Stephen: Well, I think SPARK has had a lot of impacts. Not all of them are terribly visible because they’re happening and SPARK does not necessarily get identified with all of the companies that it helps to site here. But there is no question that Ann Arbor has changed in this period from a, I would say, very modestly entrepreneurial environment to one that is very powerful for a city this size. Now, SPARK alone didn’t do that. The University played a large role. The Center for Entrepreneurship was very much part of this, but it was the sort of cultural momentum that was created in SPARK was definitely a center of that.

So now the University, which was not considered a very welcoming place for entrepreneurs, now, both of very many startups, probably one per month or even more at this point, some of them extremely successful, and all of them at some point or other cross paths and have, need, required help from SPARK to really establish themselves in the region. So I think SPARK is a very important citizen of our area.
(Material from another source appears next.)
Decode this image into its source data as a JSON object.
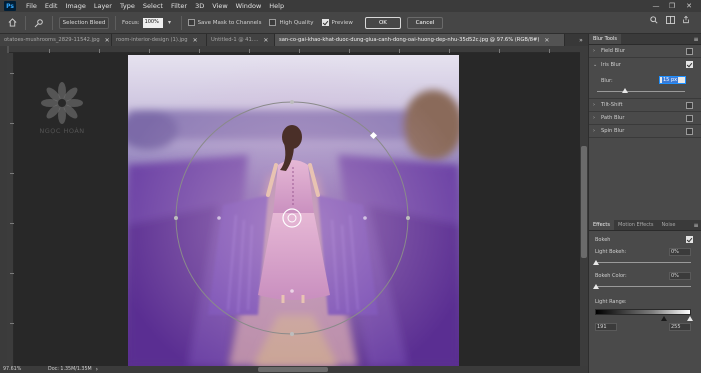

And I also like the fact that the SPARK brand of “Ann Arbor USA” sort of decouples thinking of Michigan, of being just the center of the auto industry, which it certainly is and which is extremely important, but that we have a wider vision of what this region can become. And I think SPARK has definitely been a catalyst.

Paul: Given all the things that you’ve done in your career, I guess I wanted to ask you, what are some key lessons that you would share with people in the community who may get active in the way that you did with an entity like SPARK or advancing community initiatives? What are some key lessons you’ve learned about that over your career?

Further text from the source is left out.